Comment on the given statement in light of the scheme of the Indian Evidence Act,
1872. Also, describe the understanding of ‘proof’ conveyed in the Act through the
terms ‘Proved’, ‘Disproved’ and ‘Not Proved’.
Q.3 ‘Relevancy’ is a precondition for ‘admissibility’ under the Indian Evidence Act, CO4
1872. Comment on the aforementioned statement in light of the relation of relevancy
and admissibility depicted in the provisions in the Act. Ensure that the response
covers the description of terms such as ‘relevant fact’, ‘fact in issue’, ‘admissible fact’
etc.
Ans- Relevancy and Admissibility are generally taken as synonyms. Evidence
might be given of the existence or non-existence of facts in the issue and of
such other relevant facts. The initial segment manages focuses to facts that
directly will in general prove or disprove facts in an issue and the subsequent
part alludes to security facts that are so indistinguishably connected with the
facts in an issue that they indirectly and presumptively will in general prove or
disprove any fact in issue. As can be seen from above, the admissibility of
proof is solely based on statute, while the relevancy is based on reasoning and
probability. Second, Admissibility declares whether or not the proof is
admissible, while the relevancy states whether the facts in question are
applicable to the facts in question.

All evidence that is admissible is relevant, however all that is relevant isn't
really admissible. Pertinence is the genus of which suitability is a species.
Consequently, oral proclamations which are noise might be relevant, however
not being direct evidence, are not admissible.

Relevancy
Relevance is a threshold condition that must be met before the court can accept
the validity of the proof. It is because of this fundamental standard of the Law
of Evidence that the terms 'relevancy' and 'admissibility' are frequent. .
Relevant facts have been characterized in Section 3 and 5 of the Indian
Evidence Act, 1872.
A fact may either be logically relevant or legally relevant. Where a fact bears
such easy-going connection to the next that it renders plausible its existence or
non-existence, it is supposed to be a logically relevant fact. For example,
where it is to be resolved whether A has set the murder weapon in the field or
not, the fact that B saw A moving towards the field with the murder weapon is
relevant.
Admissibility:
Admissibility means that the facts which are relevant are just admissible by the
Court. It is defined under section 136 of the Indian Evidence Act, 1872
The essential ingredients of the above section are:

1) The judge decides the questions of relevancy and admissibility.

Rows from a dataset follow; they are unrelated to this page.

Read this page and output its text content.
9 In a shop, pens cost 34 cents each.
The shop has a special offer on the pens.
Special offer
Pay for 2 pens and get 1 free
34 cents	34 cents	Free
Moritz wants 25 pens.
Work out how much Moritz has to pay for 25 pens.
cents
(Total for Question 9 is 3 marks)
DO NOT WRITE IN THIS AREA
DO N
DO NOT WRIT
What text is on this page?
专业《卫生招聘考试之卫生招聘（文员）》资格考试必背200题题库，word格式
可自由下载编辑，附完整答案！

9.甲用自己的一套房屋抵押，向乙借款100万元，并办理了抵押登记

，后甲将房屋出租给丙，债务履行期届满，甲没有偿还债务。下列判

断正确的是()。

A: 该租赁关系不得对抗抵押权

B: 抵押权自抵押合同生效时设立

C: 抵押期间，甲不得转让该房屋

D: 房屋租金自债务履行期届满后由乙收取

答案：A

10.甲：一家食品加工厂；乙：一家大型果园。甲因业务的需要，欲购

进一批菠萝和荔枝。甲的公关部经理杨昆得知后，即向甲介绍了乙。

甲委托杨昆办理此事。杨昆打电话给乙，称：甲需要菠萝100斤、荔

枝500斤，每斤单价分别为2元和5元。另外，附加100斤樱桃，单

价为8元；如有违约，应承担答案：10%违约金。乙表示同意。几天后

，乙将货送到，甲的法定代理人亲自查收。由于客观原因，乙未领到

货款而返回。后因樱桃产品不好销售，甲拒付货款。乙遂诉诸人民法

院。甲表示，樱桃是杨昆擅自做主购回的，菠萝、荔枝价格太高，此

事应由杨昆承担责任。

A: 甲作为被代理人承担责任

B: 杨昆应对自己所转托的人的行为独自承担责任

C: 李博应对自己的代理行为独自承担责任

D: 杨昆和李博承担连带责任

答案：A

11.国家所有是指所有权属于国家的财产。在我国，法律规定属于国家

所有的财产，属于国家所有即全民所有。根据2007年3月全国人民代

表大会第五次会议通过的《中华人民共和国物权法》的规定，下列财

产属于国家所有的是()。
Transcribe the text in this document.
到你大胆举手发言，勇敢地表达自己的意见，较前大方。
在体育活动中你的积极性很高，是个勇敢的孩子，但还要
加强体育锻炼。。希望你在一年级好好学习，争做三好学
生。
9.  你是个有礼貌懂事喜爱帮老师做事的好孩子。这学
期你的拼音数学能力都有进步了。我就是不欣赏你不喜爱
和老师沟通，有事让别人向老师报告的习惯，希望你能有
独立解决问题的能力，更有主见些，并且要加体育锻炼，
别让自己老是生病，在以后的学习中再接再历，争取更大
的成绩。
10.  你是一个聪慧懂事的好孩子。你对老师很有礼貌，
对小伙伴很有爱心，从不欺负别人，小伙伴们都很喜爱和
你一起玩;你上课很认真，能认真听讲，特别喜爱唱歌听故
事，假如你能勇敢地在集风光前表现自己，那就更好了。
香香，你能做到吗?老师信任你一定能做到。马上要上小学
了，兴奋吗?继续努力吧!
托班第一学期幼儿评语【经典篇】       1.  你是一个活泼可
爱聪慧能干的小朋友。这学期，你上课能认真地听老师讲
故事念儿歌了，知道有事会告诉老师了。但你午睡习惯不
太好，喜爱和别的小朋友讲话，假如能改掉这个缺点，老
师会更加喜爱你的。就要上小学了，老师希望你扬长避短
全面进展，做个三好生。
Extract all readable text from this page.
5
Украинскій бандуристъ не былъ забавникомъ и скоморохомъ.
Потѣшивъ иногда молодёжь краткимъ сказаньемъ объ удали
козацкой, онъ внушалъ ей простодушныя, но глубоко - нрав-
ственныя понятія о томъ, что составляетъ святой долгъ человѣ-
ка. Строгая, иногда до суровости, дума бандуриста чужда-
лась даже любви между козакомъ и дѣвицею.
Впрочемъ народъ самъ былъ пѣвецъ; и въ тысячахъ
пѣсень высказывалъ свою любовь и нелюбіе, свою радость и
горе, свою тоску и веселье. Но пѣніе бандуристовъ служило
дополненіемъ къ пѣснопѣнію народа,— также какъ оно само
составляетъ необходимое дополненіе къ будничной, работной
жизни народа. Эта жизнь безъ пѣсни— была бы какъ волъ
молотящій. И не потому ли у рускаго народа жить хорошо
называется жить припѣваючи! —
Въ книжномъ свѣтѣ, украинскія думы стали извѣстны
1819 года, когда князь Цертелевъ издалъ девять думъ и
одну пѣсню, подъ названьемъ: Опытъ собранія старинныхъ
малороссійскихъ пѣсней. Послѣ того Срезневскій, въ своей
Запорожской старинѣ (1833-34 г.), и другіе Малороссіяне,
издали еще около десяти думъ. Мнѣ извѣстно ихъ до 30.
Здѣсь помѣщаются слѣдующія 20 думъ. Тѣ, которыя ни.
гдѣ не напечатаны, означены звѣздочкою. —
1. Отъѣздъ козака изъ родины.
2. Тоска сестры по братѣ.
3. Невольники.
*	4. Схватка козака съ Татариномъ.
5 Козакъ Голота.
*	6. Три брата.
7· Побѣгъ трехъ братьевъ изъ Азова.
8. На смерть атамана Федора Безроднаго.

2) At the point when a party proposes to show evidence of any fact, the
judge may ask the party to explain in what manner the fact would be
relevant.

In the new case of Ram Bihari Yadav v. the State of Bihar, the Supreme Court
observed that "All the more frequently the expressions 'relevancy and
admissibility' are used as synonyms yet their lawful implications are distinct
and unique in relation to for usually facts which are relevant are not
admissible; so also facts which are admissible may not be relevant, for
instance, questions permitted to place in cross-examination to test the veracity
or indict the credit of witnesses, however not relevant are admissible. The
probative estimation of the evidence is the load to be given to it which has to
be judged having regards to the fact and circumstances of each case.

Section 11 is another section of the Evidence Act which deals with


admissibility. Section 11 deals with those facts which are not otherwise
relevant but rather become relevant in the event that they are inconsistent with
any relevant fact or they make the existence or non-existence of any relevant
fact exceptionally likely or improbable.